I am not drunk enough for this conversation.
The money shot is kinda like the "The End" part of a children's book isn't it?
enterprise is going to pick me up, im too high for this
SHE has hooked up with both me and my sister. I don't even know what to say. If she goes for my parents next I may have to kill her
I puked in the coffee maker.

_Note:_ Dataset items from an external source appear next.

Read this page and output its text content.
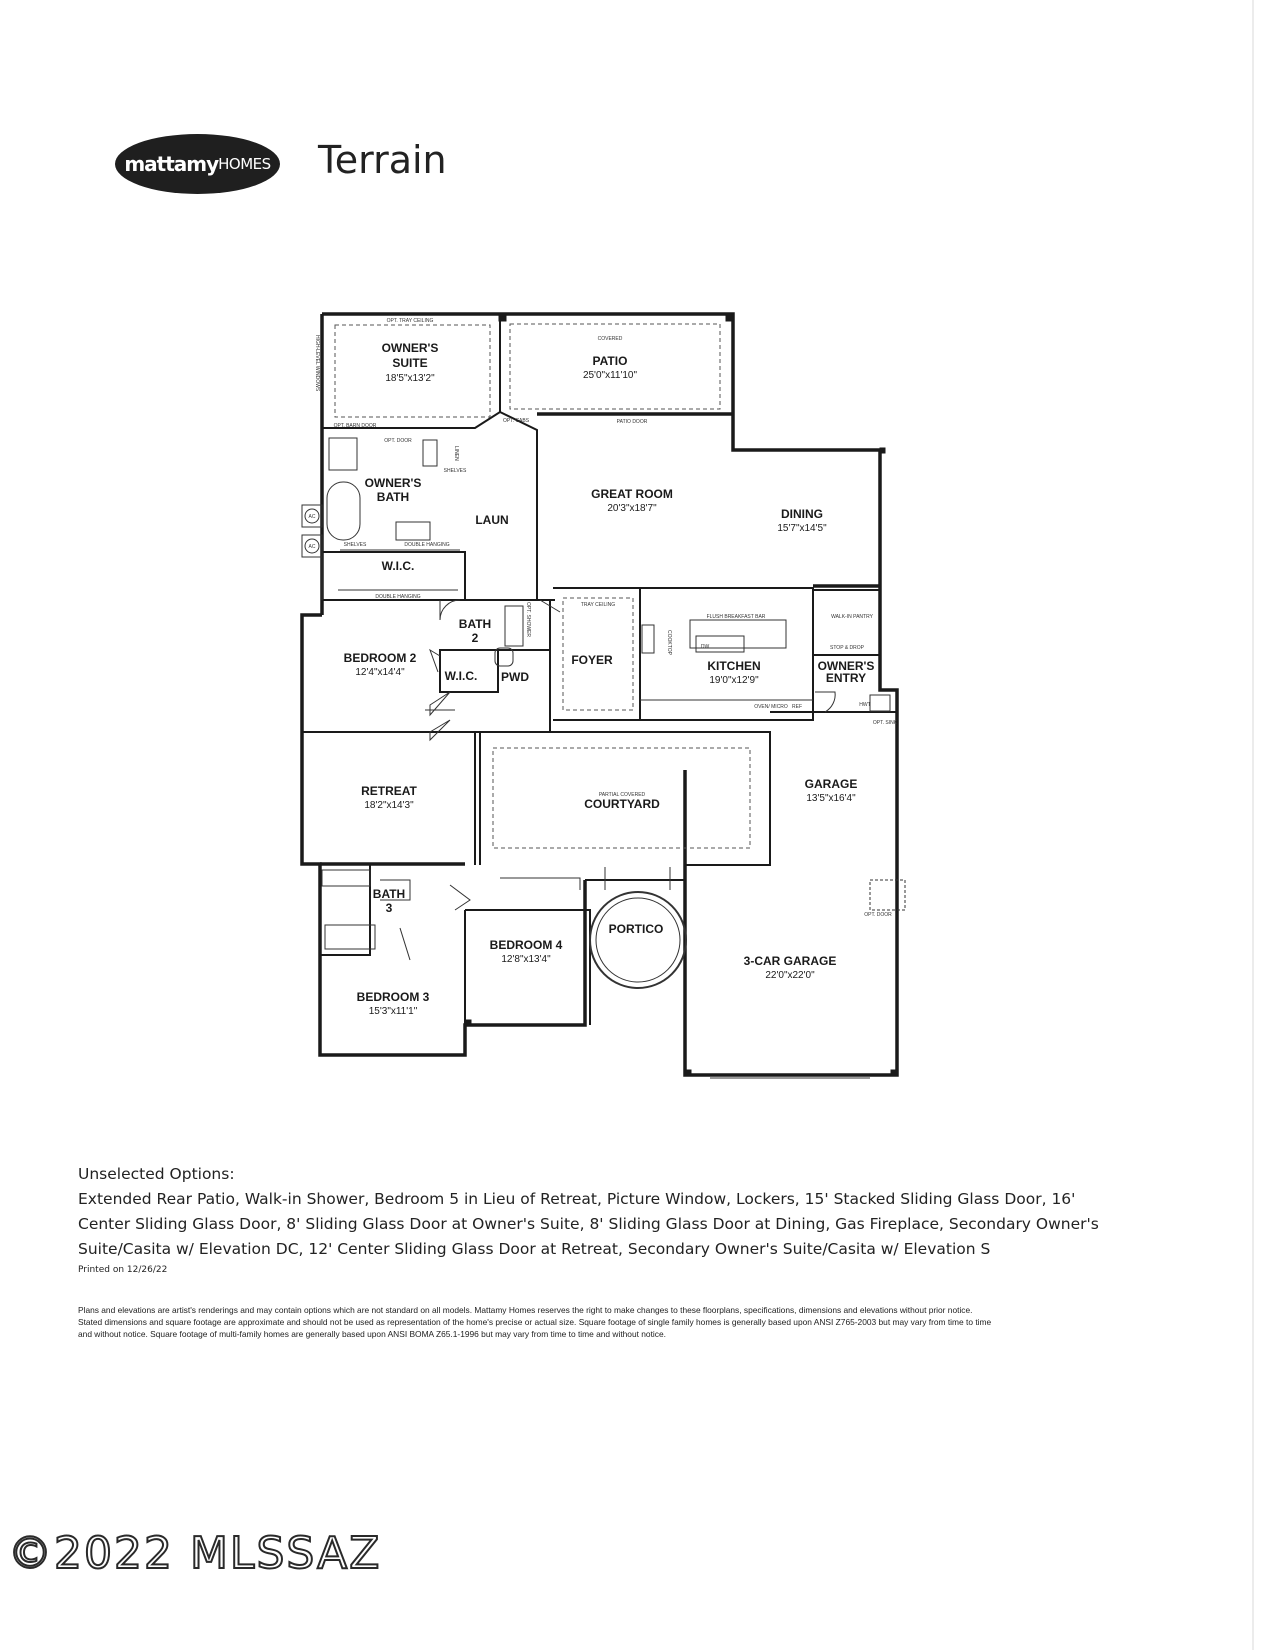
mattamy HOMES Terrain
OWNER'S
SUITE
18'5"x13'2"
COVERED
PATIO
25'0"x11'10"
OWNER'S
BATH
LAUN
GREAT ROOM
20'3"x18'7"	DINING
15'7"x14'5"
W.I.C.
BEDROOM 2
12'4"x14'4"
BATH
2
W.I.C. PWD
FOYER	KITCHEN
19'0"x12'9"
OWNER'S
ENTRY
RETREAT
18'2"x14'3"
PARTIAL COVERED
COURTYARD
GARAGE
13'5"x16'4"
BATH
3
PORTICO
BEDROOM 4
12'8"x13'4"	3-CAR GARAGE
22'0"x22'0"
BEDROOM 3
15'3"x11'1"
OPT. TRAY CEILING
HIGH-LEVEL WINDOWS
OPT. BARN DOOR
OPT. DOOR
LINEN
SHELVES
SHELVES	DOUBLE HANGING
DOUBLE HANGING
OPT. CABS	PATIO DOOR
TRAY CEILING
FLUSH BREAKFAST BAR	WALK-IN PANTRY
STOP & DROP
COOKTOP	DW
OVEN/ MICRO REF	HWT
OPT. SINK
OPT. SHOWER
AC
AC
OPT. DOOR
Unselected Options:
Extended Rear Patio, Walk-in Shower, Bedroom 5 in Lieu of Retreat, Picture Window, Lockers, 15' Stacked Sliding Glass Door, 16'
Center Sliding Glass Door, 8' Sliding Glass Door at Owner's Suite, 8' Sliding Glass Door at Dining, Gas Fireplace, Secondary Owner's
Suite/Casita w/ Elevation DC, 12' Center Sliding Glass Door at Retreat, Secondary Owner's Suite/Casita w/ Elevation S
Printed on 12/26/22
Plans and elevations are artist's renderings and may contain options which are not standard on all models. Mattamy Homes reserves the right to make changes to these floorplans, specifications, dimensions and elevations without prior notice.
Stated dimensions and square footage are approximate and should not be used as representation of the home's precise or actual size. Square footage of single family homes is generally based upon ANSI Z765-2003 but may vary from time to time
and without notice. Square footage of multi-family homes are generally based upon ANSI BOMA Z65.1-1996 but may vary from time to time and without notice.
©2022 MLSSAZ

I wouldn't make coffee tomorrow morning if I were you
There is a visibable outline from you in the grass. its you in the fetal position...
What not to say at an interview: i can wrap the shit out of some food.
Our first crop came in on the day that they added Hercules to Netflix Instant, I think it's the universe telling us that it approves of us growing shrooms in our guest room.
THANK YOU for not letting me make out with that girl omfg I was one step away from a foursome in the handicapped stall
Some dudes just stopped and stared at me peeing in the street for like 5mins, and I yelled HEY. HEY. WANT ME TO SHIT IN YOUR MOUTH? I'LL SHIT ON YOUR CHEST FOR FIVE DOLLARS, PAPI
this is why i love drunk you
i just thought a plastic bag was my cat. i just pet a plastic bag. that high.
You told me you were trying to learn all the MLB ballparks while you waited for your porn to load.
How did the surgery go?
My face feels like a marshmallow.
So her ex boyfriend came up a lot in conversation while I was fucking her. Is that weird?
Who the fuck has a conversation during sex?
don't think less of me for this, but i'm pretty sure he did a line off my boob last night.